Wednesday, June 11, 2003
Posted 4:39 PM by Sean
In the most recent update to the AL All-Star balloting, Troy Glaus has expanded his lead over Eric Chavez to 33,000 votes (up from 11,000 or so on June 2). Chavez has actually lost some ground to the Yankees' Robin Ventura, currently in third place for the eminently logical reason that he's a Yankee.
And now, the obligatory moment of crankiness: it's great to be able to vote online and all, but the way the online ballot works has got to change. There's a handy little link at each position to allow you to see how the candidates stack up against each other, statistically...if the only stats you care about are ABs, batting average, homers, RBI, and steals. Nothing else. And would it kill them to add a comparison utility, wherein you could check off players on your short list and then see just those players?
Okay, anyway, here's the current analysis of the real contenders:
Glaus - 209 AB, .297 / .391 / .579, 14 HR, 7 SB.
Chavez - 217 AB, .253 / .332 / .479, 12 HR, 5 SB.
Blalock - 212 AB, .349 / .405 / .580, 11 HR, 0 SB.
Chavez is on that list solely because he's in second. He clearly doesn't dserve serious consideration compared to either Glaus or Blalock. Tony Batista's numbers are just as good, if not better, than Chavez's.
Huff has been removed from the list since my last evaluation, because - silly me, why don't I follow the Devil Rays more closely? - I didn't realize that his inclusion at third base was one of those quirks of the All-Star ballot that seems to happen every year: a guy gets listed initially at a position he's expected to play, then things change and he spends the majority of his time at another position, and they can't change the ballot because they've already printed a jillion of them. In this case, Huff's played only eight games at third base, with the remainder of his time at first.

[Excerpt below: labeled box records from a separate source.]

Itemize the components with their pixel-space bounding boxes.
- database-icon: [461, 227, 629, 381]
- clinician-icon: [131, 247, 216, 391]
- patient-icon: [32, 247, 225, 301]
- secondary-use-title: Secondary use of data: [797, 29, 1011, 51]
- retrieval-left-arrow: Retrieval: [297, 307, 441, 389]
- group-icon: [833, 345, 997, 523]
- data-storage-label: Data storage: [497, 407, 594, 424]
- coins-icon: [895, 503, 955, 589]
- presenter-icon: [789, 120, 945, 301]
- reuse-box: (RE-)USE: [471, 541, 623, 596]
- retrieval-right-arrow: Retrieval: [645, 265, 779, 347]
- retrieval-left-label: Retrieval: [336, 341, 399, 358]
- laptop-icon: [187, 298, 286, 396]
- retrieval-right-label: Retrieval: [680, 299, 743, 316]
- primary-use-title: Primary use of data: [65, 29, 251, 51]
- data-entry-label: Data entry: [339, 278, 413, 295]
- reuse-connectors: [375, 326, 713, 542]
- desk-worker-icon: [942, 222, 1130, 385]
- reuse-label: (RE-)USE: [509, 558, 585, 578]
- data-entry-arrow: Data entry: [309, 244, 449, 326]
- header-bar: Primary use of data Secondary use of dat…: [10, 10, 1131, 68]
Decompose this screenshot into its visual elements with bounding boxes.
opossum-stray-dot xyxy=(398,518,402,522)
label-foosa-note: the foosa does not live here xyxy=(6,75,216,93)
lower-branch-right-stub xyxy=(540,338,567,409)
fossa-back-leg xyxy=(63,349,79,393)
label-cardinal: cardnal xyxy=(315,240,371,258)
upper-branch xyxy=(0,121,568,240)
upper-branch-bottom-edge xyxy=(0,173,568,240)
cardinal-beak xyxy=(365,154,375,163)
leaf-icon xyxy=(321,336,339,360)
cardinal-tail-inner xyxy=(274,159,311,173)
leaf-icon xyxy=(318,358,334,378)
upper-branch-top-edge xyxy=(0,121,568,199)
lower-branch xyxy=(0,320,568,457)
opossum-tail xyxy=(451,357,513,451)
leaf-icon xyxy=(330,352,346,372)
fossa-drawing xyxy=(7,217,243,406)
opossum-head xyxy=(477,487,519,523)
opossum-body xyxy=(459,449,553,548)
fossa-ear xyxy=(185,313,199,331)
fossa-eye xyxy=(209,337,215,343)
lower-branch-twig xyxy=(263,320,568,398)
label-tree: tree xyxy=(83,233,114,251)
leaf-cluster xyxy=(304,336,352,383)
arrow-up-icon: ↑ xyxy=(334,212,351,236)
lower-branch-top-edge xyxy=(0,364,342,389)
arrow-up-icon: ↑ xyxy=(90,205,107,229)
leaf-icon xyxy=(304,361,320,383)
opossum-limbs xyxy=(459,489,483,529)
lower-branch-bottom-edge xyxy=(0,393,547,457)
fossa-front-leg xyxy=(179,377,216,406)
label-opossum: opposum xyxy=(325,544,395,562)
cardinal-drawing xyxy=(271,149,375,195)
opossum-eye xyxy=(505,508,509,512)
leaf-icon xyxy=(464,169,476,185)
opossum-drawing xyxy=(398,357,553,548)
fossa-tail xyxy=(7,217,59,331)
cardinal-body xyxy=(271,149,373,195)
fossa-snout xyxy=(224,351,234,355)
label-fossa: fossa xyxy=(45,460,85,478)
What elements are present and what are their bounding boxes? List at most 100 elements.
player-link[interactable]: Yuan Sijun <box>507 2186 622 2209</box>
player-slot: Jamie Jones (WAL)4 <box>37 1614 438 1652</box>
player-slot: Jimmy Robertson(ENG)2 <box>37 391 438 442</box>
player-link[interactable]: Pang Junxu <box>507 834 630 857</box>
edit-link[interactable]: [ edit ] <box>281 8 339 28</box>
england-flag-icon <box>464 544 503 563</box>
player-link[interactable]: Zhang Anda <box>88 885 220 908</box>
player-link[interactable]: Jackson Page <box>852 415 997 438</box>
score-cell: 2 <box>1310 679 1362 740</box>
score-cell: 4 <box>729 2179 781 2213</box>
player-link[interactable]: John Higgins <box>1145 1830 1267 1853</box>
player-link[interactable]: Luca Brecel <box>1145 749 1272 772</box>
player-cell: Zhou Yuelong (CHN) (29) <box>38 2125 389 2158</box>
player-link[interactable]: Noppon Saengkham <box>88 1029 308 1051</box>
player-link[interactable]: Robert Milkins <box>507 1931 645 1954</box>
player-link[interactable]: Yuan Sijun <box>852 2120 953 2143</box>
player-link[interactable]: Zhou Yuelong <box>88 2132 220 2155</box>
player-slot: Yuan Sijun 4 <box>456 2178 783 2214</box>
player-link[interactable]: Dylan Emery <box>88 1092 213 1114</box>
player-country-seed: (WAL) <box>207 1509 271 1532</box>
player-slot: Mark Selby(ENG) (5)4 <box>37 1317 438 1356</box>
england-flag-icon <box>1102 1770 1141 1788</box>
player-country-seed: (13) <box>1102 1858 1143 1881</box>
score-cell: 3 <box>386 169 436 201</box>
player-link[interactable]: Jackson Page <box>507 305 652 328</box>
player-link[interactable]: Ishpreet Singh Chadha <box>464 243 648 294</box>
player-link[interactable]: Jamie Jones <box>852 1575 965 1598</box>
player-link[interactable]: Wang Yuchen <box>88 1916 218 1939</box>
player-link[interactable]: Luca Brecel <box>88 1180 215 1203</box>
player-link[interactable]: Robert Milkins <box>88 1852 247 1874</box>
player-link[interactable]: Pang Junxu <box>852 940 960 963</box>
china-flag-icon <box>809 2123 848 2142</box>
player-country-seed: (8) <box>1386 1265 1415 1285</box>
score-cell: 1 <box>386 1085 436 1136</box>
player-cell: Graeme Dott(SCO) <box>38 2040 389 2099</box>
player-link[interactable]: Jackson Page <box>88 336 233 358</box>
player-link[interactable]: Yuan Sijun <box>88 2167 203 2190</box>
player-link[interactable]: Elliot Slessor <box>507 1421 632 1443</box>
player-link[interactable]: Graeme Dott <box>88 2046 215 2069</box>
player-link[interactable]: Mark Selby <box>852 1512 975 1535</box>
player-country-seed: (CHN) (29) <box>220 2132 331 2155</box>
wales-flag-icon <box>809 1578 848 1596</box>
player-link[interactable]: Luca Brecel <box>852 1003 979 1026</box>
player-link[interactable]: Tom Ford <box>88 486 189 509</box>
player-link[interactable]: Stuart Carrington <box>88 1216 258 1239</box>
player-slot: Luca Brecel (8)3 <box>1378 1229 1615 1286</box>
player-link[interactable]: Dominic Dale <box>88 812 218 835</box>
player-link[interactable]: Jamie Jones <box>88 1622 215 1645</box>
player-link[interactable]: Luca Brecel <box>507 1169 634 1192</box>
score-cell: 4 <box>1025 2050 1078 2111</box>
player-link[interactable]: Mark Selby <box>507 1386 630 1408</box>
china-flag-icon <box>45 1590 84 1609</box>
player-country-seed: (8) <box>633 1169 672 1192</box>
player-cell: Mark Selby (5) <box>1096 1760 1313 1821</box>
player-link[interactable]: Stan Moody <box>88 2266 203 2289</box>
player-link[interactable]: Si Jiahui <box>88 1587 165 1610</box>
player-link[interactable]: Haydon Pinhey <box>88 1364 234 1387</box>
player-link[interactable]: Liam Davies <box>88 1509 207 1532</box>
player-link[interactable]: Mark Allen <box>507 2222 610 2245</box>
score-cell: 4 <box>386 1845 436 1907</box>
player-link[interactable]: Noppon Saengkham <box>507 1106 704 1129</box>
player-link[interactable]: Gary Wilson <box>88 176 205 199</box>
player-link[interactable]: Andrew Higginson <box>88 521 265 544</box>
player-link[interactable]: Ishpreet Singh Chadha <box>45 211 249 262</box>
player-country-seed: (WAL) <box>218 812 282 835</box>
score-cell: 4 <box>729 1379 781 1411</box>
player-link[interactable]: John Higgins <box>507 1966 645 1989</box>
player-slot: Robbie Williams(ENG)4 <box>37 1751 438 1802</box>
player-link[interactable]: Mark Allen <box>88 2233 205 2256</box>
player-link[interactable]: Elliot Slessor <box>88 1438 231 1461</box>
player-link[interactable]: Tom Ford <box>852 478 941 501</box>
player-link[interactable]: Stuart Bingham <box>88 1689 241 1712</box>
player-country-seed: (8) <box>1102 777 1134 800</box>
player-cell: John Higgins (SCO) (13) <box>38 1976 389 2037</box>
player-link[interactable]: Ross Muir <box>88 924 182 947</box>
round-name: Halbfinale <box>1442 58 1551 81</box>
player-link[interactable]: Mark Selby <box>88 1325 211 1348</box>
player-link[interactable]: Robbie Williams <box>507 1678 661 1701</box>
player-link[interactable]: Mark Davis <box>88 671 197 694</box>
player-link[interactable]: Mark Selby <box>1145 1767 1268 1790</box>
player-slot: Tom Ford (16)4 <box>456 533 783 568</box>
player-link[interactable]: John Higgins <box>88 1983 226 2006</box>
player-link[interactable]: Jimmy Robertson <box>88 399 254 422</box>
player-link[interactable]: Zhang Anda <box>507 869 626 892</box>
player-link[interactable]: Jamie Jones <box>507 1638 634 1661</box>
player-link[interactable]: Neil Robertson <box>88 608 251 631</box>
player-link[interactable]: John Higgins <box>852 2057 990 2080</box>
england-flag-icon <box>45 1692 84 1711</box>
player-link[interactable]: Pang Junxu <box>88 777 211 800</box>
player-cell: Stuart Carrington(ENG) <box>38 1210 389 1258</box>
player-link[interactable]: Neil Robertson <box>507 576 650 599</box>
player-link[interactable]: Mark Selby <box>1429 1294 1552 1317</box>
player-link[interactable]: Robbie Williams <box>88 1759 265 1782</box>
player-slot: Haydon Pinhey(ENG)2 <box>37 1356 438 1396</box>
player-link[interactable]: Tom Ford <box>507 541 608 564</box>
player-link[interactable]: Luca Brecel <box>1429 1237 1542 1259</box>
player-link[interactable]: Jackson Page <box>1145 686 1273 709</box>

And boy, Glaus and Blalock are pretty close, aren't they? Blalock's outhit Glaus 77 to 62, but Glaus has drawn more walks, 33 to 20. Otherwise, Blalock would seem to have a slight edge in everything except homers - including defensively, where Blalock has a .927 fielding percentage, a 2.67 range factor, and a .711 zone rating, compared to Glaus's .925 / 2.41 / .699. Glaus is certainly a worthy All-Star, but there's not much doubt that if the Rangers had won the World Series last year, and Blalock been the Series MVP, he'd be leading the pack right now.